Deviled Eggs

In "Charleston Receipts" 1950, "South Carolina Cookbook" 1953, "The American Woman's Cookbook" 1939, Easter, SOURCES on April 4, 2010 at 6:43 am

COLD (PICNIC EGGS) — Cut hard-cooked eggs in half, either lengthwise or crosswise. Mash the yolks, season with salt, pepper, butter, a little mustard and vinegar. Minced potted ham may be added, or the yolks may be mixed with mayonnaise dressing. Refill the whites with the mixture; press two halves together, and wrap each egg in a square of waxed paper.

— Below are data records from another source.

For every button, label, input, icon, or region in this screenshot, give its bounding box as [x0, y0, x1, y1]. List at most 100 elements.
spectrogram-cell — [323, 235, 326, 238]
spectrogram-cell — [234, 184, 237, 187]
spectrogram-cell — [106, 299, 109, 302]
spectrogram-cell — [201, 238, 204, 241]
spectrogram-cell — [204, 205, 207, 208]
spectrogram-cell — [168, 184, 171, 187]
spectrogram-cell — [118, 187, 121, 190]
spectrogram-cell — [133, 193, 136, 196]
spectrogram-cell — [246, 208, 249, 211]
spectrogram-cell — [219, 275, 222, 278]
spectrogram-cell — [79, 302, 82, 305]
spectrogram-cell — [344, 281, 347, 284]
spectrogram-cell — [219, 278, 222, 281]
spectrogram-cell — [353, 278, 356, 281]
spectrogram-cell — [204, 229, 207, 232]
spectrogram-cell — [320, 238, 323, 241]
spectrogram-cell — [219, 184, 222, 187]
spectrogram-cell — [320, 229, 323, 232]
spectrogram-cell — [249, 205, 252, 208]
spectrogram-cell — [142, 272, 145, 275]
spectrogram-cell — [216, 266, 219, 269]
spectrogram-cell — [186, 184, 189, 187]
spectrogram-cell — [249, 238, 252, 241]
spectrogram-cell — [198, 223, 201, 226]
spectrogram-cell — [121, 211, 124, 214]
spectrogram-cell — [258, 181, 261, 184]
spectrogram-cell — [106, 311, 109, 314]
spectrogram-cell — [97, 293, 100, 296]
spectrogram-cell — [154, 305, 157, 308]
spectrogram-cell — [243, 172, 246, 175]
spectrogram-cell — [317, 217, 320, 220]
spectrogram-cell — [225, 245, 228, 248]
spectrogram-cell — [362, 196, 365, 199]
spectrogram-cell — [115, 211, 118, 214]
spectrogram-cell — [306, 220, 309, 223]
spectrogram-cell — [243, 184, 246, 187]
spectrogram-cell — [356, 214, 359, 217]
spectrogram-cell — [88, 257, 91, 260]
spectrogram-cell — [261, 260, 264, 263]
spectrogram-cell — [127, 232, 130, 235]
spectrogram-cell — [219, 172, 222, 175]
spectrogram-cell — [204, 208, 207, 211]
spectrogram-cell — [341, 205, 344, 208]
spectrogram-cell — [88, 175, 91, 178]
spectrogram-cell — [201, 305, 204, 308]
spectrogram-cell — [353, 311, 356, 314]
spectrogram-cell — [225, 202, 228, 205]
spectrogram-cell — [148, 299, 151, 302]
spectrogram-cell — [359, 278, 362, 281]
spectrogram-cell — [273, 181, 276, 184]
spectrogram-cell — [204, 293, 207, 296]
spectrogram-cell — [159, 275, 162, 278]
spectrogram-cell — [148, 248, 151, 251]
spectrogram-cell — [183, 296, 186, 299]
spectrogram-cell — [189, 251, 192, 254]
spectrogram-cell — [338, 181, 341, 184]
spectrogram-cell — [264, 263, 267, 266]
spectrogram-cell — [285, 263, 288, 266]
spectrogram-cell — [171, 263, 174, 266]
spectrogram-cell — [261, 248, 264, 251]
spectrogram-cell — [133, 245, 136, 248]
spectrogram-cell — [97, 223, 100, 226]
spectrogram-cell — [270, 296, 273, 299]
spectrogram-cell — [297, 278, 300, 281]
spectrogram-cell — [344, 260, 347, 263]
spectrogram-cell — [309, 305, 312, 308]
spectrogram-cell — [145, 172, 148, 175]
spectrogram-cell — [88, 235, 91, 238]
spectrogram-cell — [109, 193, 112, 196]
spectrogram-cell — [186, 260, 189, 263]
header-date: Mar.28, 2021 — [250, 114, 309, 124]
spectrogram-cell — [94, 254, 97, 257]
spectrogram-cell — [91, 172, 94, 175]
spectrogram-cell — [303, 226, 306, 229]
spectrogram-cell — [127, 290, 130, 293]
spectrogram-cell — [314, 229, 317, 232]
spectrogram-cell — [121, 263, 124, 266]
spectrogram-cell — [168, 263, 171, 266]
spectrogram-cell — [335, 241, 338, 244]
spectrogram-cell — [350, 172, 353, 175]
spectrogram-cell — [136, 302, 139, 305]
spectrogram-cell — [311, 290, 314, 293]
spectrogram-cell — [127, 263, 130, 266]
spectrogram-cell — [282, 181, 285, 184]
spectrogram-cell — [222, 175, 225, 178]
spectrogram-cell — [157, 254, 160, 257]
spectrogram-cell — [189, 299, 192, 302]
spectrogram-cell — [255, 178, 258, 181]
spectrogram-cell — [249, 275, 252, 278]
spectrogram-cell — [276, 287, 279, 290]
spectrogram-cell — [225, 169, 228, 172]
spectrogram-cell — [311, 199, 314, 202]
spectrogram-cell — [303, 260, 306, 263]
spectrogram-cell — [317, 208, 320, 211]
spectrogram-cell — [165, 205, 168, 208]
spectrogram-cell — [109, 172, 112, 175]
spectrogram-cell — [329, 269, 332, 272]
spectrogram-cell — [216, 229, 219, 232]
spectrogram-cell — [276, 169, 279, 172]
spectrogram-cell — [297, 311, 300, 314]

HOT — Omit the vinegar, add nuts to the egg mixture, moisten with evaporated milk and refill whites. Cap with large sauteed mushrooms. Pack into a greased baking dish, caps up, cover with rich white sauce, then buttered crumbs and brown in 350 degree oven.

(Editor’s note: My dad — Bobby/Uncle Bobby — tells me we need a deviled egg recipe for Easter, but Grandma/Momma/Bee seems to have never written down a specific one. What is typed above comes from her most-used cookbook, the one without a cover.

Below, you’ll also find parts of the “Eggs Every Day” chapter from Grandma/Momma/Bee’s “South Carolina Cook Book,” the one published in 1953 by the South Carolina Council of Farm Women. Page 108 tells you how to boil the eggs in the first place. And page 114 lists a recipe for what are essentially baked deviled eggs with curry powder and good old Worcestershire.)

  1. I think GM didn’t need much of a recipe for deviled eggs – or something to tell her how to boil them. Of course by the time I knew her, it seemed to me that she knew all her recipes by heart.
    Actually, I think I have also memorized the recipe of how to boil eggs.

  2. Deviled eggs were always an Easter special since that’s what you did with all those dyed eggs – all the ones you didn’t just crack and eat, you turned into deviled eggs.

  3. Didn’t Grandma do hers with sweet pickle relish?

  4. Deviled eggs are my favorite way to eat eggs, I think. Mustard, relish, paprika. Yum.